Not so good? "Circles", being a slower melody-driven song on its Can I Say incarnation, loses out by not having more guitar tracks or the amazing backup vocals of the original. It's still a great song, but the pop sensibilities and crafty "whoa-oh"s of the Can I Say version are conspicuous by their absence. It's kind of interesting that the Swiz song "Sorry", which borrows the chorus hook from "Circles", adds in some classy background vocal melodies as well. Punks are smart and their songs are short, so of course they are going to add to and improve them. In the case of Dag, dropping a little hook in here or there was never going to be some kind of blasphemy, considering they were creeping towards writing songs for the radio. Unfortunately, there is bugger all information about the song "Sorry" on the Swiz discography CD inlay.

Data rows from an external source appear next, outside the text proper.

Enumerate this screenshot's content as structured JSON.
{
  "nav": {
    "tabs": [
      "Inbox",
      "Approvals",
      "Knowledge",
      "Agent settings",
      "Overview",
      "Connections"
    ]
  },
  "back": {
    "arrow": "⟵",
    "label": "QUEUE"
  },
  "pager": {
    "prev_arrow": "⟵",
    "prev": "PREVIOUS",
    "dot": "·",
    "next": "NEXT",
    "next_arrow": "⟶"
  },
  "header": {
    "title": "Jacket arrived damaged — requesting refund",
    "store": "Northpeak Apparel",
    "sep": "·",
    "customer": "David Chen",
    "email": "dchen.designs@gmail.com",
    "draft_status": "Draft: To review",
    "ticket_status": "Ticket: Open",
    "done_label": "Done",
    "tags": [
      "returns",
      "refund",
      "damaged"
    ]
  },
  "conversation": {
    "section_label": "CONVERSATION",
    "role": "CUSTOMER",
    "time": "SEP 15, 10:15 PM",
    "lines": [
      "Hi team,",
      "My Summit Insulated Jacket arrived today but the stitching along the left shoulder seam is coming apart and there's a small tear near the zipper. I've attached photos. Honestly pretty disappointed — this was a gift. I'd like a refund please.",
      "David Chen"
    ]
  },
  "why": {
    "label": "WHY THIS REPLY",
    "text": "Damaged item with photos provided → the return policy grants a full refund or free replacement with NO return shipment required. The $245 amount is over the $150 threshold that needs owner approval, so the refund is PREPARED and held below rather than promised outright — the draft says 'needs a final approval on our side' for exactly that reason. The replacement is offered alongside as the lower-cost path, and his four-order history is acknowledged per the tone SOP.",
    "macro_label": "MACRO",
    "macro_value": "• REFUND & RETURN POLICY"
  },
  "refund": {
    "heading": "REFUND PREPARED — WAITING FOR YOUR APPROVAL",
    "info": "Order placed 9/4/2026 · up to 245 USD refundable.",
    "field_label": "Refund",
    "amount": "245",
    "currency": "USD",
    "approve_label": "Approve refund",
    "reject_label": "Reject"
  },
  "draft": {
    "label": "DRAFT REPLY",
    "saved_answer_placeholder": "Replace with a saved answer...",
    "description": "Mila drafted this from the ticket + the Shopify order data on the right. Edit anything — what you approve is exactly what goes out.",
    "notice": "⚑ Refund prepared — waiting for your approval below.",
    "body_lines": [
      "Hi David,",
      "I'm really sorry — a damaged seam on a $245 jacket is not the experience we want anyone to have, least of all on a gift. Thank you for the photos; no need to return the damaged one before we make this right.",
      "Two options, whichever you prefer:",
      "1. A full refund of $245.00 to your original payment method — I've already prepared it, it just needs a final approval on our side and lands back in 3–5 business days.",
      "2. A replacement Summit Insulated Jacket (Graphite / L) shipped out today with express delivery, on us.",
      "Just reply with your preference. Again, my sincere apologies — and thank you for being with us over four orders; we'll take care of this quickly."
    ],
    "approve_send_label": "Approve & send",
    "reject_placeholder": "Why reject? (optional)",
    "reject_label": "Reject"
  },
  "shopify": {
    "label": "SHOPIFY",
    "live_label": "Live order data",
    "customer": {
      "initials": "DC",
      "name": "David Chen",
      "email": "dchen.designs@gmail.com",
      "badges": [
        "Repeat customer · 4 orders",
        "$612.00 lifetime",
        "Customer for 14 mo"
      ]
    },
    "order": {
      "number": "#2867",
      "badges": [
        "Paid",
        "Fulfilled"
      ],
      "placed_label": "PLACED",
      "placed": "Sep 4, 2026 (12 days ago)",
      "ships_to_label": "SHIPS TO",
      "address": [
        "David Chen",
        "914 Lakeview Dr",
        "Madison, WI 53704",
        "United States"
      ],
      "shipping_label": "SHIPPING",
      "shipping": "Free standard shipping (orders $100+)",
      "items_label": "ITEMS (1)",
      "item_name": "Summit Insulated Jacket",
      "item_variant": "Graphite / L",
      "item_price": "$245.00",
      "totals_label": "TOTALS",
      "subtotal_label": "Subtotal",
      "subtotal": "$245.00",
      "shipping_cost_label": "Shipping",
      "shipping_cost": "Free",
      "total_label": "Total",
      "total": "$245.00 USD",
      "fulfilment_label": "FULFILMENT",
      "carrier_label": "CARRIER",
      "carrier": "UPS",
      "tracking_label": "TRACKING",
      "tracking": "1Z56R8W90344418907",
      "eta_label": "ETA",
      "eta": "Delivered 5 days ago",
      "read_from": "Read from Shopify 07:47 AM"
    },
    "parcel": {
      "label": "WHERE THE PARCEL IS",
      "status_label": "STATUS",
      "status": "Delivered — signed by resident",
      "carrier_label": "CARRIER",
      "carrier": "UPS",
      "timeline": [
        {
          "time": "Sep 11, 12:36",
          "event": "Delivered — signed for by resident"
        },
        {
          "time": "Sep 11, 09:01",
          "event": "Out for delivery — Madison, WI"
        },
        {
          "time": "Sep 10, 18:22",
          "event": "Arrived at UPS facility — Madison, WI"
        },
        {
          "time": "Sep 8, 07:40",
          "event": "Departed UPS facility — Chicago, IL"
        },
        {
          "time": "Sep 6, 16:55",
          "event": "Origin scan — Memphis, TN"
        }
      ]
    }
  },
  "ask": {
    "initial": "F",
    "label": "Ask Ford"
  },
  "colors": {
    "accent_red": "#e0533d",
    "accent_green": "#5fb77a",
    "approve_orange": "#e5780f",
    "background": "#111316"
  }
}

It seems pretty obvious that the arrival of Dave brought a more melodic consideration to Dag Nasty, both vocally and musically. Dag with Shawn is quality hardcore punk in its own right, but maybe Dag wouldn't be so revered as melodic hardcore pioneers if this was the album that was released in '86. That is the nature of this beast: different vocalist, stripped-down production, but essentially the same songs a bunch of people (like me) have been in love with for a quarter of a century. As a curious stepping-stone on the path to a classic punk album, or a stand-alone new-arsehole-tearing hardcore typhoon, it's well worth your money.